A propos de l’attrait de la retenue dans une œuvre de Dominique Irma Dalozo

par Christophe Comentale, Coordination éditoriale Alain Cardenas-Castro

Donne ch’avete intelletto d’amore,
i’ vo’ con voi de la mia donna dire,
non perch’io creda sua laude finire,
ma ragionar per isfogar la mente.

(Dante Alighieri, Vita Nova, chap. 19) (*).

Ce début de stance due au poète italien Dante Alighieri (1265-1321) (ill. 1) donne le contexte de raffinement précis dans lequel Dominique Irma Dalozo et Yvonne Bilis Régnier ont évolué durant les décennies de leur activité soutenue et riche de peintres. Dans une précédente livraison (S&AC, 1er novembre 2024), il a été question de l’œuvre d’Yvonne Bilis Régnier. La présente contribution s’attache à mettre en perspective une œuvre emblématique de Dominique Irma Dalozo, A la croisée des chemins.

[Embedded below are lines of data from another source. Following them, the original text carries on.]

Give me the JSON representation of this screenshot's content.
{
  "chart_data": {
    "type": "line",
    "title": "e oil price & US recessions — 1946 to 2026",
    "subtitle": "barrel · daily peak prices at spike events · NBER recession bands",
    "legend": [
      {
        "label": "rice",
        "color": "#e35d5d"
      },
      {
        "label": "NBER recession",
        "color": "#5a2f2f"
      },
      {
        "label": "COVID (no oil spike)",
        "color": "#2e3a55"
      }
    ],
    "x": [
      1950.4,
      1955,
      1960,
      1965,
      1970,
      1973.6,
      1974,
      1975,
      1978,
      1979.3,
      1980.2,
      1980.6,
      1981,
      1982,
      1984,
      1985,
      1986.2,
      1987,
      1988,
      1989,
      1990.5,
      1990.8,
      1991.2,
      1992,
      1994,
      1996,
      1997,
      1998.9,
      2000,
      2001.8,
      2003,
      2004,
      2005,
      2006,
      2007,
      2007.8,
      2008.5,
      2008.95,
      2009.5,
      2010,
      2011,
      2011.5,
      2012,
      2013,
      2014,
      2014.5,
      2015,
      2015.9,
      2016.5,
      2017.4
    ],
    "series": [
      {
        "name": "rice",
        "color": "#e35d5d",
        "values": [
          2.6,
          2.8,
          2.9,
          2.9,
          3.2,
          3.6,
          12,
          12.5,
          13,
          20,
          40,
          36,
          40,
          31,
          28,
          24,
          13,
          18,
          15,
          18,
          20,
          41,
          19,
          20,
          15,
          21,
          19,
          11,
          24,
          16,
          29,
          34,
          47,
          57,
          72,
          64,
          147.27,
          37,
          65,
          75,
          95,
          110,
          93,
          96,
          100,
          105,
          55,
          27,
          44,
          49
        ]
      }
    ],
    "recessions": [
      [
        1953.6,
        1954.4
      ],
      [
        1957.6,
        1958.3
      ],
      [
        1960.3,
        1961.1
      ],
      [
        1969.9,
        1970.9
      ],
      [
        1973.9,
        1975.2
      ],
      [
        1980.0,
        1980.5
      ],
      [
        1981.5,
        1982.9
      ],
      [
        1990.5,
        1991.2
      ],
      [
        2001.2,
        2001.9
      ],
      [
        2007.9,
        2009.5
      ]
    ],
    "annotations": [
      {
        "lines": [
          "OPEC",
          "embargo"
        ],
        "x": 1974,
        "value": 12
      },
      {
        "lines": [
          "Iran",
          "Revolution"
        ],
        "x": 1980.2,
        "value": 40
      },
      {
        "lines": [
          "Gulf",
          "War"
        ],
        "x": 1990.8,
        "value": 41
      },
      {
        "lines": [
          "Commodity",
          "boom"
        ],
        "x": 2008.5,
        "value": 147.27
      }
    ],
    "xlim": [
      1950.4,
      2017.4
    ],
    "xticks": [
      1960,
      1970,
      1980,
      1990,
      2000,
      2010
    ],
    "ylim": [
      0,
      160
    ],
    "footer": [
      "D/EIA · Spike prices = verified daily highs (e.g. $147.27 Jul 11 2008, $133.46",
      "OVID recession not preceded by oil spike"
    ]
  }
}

Ci-dessus, de gauche à droite. (ill. 1) Justus van Gent (1410-1480). Portrait de Dante (ca 1474), coll. Palais ducal, Urbino ; (ill. 2) Dominique Irma Dalozo. A la croisée des chemins (1991), technique mixte sur papier, 37 x 27 cm (coll. privée), œuvre signée au coin inférieur droit et datée au verso ; (ill. 3) Edmund Leighton (1852-1922), The end of the song. Tristan et Iseult surprise par le roi Marc’h (1902), coll. privée.

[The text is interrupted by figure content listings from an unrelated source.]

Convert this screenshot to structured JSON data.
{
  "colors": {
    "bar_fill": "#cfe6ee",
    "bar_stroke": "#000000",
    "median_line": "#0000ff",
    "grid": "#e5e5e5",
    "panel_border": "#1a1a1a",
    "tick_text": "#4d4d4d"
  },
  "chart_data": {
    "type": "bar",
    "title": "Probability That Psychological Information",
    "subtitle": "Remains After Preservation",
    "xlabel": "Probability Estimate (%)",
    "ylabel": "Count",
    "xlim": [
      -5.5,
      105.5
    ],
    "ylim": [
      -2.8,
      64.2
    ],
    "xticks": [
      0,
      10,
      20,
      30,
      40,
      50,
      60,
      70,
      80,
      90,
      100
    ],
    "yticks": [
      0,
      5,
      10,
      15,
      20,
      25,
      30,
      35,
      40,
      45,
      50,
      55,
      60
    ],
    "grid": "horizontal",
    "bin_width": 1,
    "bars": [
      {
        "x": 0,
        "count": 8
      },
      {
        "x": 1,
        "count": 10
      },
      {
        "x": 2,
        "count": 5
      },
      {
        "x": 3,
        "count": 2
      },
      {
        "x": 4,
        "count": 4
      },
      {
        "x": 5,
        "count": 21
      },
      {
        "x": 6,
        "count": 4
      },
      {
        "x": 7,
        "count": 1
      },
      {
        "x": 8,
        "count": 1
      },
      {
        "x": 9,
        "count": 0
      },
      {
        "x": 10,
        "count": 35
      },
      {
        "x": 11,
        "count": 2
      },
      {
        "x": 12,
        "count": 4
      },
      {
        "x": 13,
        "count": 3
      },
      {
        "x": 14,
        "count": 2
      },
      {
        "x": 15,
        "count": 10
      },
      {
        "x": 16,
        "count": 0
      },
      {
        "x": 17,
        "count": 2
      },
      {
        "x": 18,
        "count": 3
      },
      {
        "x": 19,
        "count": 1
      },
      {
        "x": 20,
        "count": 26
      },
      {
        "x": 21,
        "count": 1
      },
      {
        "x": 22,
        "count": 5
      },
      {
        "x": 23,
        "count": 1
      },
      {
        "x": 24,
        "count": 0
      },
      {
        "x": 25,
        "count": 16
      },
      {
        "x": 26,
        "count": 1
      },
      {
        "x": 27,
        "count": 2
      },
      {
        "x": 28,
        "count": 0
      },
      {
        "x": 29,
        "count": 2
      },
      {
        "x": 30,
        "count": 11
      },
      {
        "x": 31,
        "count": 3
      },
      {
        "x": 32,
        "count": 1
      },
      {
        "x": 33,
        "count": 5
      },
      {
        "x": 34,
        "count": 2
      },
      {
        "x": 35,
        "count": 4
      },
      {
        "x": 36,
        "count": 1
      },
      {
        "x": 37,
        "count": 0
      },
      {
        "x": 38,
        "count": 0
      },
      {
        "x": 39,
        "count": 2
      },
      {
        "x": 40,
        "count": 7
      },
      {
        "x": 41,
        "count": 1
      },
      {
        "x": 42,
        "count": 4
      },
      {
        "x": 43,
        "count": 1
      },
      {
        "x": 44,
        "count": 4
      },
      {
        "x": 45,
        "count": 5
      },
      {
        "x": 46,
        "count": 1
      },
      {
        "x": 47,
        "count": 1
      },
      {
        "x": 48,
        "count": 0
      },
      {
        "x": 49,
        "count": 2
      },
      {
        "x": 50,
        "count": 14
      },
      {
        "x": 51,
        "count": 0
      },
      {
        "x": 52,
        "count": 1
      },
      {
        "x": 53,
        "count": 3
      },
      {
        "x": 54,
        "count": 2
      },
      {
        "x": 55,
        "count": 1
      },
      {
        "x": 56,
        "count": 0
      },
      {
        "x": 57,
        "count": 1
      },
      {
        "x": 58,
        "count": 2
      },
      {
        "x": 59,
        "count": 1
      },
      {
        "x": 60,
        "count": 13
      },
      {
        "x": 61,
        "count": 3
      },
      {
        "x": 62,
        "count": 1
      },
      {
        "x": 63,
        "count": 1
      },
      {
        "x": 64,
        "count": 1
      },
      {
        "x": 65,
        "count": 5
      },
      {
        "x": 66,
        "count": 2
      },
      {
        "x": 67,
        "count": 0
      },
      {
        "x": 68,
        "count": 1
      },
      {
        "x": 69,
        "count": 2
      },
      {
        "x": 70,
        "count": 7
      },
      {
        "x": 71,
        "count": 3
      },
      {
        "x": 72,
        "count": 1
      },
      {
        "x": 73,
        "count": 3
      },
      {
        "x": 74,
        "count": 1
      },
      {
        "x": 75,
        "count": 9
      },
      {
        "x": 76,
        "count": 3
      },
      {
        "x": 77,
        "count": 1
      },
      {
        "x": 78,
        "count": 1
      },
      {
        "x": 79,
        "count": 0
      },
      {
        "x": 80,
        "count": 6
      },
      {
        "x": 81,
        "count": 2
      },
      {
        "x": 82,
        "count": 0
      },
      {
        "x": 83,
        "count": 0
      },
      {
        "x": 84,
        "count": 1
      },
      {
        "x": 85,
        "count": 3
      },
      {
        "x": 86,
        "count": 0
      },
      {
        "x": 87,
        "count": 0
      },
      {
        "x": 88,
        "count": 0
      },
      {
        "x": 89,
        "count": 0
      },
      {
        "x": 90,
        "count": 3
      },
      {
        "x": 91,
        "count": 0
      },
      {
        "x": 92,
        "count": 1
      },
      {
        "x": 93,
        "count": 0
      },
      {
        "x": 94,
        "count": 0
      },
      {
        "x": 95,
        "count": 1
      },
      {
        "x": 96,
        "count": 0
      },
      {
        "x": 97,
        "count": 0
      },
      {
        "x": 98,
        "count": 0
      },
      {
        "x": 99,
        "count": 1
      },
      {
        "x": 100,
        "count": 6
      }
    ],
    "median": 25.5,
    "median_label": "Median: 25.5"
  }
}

DE QUELQUES ELEMENTS BIOGRAPHIQUES

Peintre indépendante d’origine argentine, Dominique Irma Dalozo naît dans ce pays en 1920, suit une scolarité qui donne une forte importance à la culture humaniste. Avec le soutien de Richard Weibel, attaché culturel de France en Argentine, elle gagne l’Hexagone pour effectuer un voyage d’études à la fin de la Deuxième Guerre Mondiale. Elle s’établit dans le 15e arrondissement de Paris où elle décède en 1997.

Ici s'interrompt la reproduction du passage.